SQL Expression Description
>, >=, <, <=, = Comparison operators
AND, OR, NOT Logical operators
IS NULL, IS NOT NULL Null checks
IS TRUE, IS NOT TRUE, IS FALSE, IS NOT FALSE Boolean checks
IN Value matching from a set
LIKE, NOT LIKE Pattern matching
CAST Type conversion
regexp_match(column, pattern) Regular expression matching
DataFusion Functions Additional SQL functions

Simple SQL Filters

For example, the following filter string is acceptable:

tbl.search([100, 102]).where(
    "(item IN ('foo', 'baz')) AND (price > 20.0)"
).to_arrow()
await (
    async_tbl.query()
    .where("(item IN ('foo', 'baz')) AND (price > 20.0)")
    .nearest_to([100, 102])
    .to_arrow()
)
await table
  .search([100, 102])
  .where("(item IN ('foo', 'baz')) AND (price > 20.0)")
  .toArray();

Advanced SQL Filters

If your column name contains special characters, upper-case characters, or is a SQL Keyword, you can use backtick (`) to escape it. For nested fields, each segment of the path must be wrapped in backticks.

`CUBE` = 10 AND `UpperCaseName` = '3' AND `column name with space` IS NOT NULL
AND `nested with space`.`inner with space` < 2

Field Name Limitation

Field names containing periods (.) are NOT supported.

Dates, Timestamps, Decimals

Literals for dates, timestamps, and decimals can be written by writing the string value after the type name. For example:

date_col = date '2021-01-01'
and timestamp_col = timestamp '2021-01-01 00:00:00'
and decimal_col = decimal(8,3) '1.000'

For timestamp columns, the precision can be specified as a number in the type parameter. Microsecond precision (6) is the default.

SQL Time unit
timestamp(0) Seconds
timestamp(3) Milliseconds
timestamp(6) Microseconds
timestamp(9) Nanoseconds

Apache Arrow Mapping

LanceDB internally stores data in Apache Arrow format. The mapping from SQL types to Arrow types is:

SQL type Arrow type
boolean Boolean
tinyint / tinyint unsigned Int8 / UInt8
smallint / smallint unsigned Int16 / UInt16
int or integer / int unsigned or integer unsigned Int32 / UInt32
bigint / bigint unsigned Int64 / UInt64
float Float32
double Float64
decimal(precision, scale) Decimal128
date Date32
timestamp Timestamp 1
string Utf8
binary Binary

Best Practices

Scalar Indexes: We strongly recommend creating scalar indices on columns used for filtering, whether combined with a search operation or applied independently (e.g., for updates or deletions).

For best performance with large tables or high query volumes:

  • Build a scalar index on frequently filtered columns
  • Use exact column names in filters (e.g., user_id instead of USER_ID)
  • Avoid complex transformations in filter expressions (keep them simple)
  • When running concurrent queries, use connection pooling for better throughput

For a column of type LIST(T), you can use LABEL_LIST to create a scalar index.
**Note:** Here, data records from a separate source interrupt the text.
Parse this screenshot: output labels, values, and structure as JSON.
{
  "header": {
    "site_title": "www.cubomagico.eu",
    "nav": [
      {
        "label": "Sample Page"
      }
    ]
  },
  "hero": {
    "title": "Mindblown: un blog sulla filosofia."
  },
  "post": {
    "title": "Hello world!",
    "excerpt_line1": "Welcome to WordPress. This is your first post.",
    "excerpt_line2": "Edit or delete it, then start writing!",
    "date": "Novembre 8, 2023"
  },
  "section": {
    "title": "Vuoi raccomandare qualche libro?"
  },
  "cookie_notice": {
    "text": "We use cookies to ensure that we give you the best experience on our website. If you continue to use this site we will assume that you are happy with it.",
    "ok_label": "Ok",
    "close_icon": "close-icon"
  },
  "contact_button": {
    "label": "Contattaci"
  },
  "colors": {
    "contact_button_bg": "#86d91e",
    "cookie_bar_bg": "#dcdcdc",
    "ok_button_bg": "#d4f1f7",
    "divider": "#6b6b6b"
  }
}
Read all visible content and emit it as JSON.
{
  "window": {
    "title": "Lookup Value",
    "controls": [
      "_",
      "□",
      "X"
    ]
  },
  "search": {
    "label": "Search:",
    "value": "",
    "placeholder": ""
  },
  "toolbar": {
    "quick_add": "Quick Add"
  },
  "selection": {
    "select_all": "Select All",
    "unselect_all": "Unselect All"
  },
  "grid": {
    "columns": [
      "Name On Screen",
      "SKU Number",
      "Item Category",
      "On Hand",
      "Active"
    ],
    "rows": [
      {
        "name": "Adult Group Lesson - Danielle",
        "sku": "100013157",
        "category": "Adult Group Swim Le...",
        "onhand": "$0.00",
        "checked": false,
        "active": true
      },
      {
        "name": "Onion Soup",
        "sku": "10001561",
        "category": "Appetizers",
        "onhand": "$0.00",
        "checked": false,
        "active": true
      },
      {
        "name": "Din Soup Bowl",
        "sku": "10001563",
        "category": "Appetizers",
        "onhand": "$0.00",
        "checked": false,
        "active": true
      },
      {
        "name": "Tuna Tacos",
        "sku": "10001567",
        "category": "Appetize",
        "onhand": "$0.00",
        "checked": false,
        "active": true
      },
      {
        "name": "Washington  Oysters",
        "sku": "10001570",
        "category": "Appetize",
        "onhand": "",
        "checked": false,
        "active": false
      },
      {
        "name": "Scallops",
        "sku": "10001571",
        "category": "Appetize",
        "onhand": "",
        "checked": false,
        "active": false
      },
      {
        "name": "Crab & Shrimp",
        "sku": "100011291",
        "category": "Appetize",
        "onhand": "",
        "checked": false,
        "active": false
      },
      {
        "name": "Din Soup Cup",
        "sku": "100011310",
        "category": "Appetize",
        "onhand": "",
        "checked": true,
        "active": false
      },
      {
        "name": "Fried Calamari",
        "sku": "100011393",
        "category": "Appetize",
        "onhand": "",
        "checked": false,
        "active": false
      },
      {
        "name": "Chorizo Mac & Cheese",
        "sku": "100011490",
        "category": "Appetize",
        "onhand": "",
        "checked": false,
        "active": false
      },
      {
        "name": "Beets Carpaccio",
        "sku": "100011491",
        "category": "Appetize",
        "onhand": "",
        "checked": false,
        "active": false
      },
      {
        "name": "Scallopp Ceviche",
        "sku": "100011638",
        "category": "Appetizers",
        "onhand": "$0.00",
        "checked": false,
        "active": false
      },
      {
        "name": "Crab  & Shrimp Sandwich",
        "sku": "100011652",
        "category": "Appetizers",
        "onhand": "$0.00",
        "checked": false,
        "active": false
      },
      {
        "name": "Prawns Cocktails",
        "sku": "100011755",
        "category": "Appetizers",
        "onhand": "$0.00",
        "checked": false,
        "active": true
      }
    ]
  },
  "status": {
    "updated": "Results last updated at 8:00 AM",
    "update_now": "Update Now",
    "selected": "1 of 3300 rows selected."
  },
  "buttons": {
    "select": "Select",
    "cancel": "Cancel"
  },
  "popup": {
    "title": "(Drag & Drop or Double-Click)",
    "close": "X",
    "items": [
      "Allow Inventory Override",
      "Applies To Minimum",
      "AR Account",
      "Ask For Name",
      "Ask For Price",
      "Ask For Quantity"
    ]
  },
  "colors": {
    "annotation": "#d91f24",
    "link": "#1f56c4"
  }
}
Then you should leverage DataFusion's array functions like array_has_any or array_has_all for optimized filtering.

Limitations

Both pre-filtering and post-filtering can yield false positives. For pre-filtering, if the filter is too selective, it might eliminate relevant items that the vector search would have otherwise identified as a good match. In this case, increasing nprobes parameter will help reduce such false positives. It is recommended to call bypass_vector_index() if you know that the filter is highly selective.

Similarly, a highly selective post-filter can lead to false positives. Increasing both nprobes and refine_factor can mitigate this issue. When deciding between pre-filtering and post-filtering, pre-filtering is generally the safer choice if you're uncertain.


  1. See precision mapping in previous table.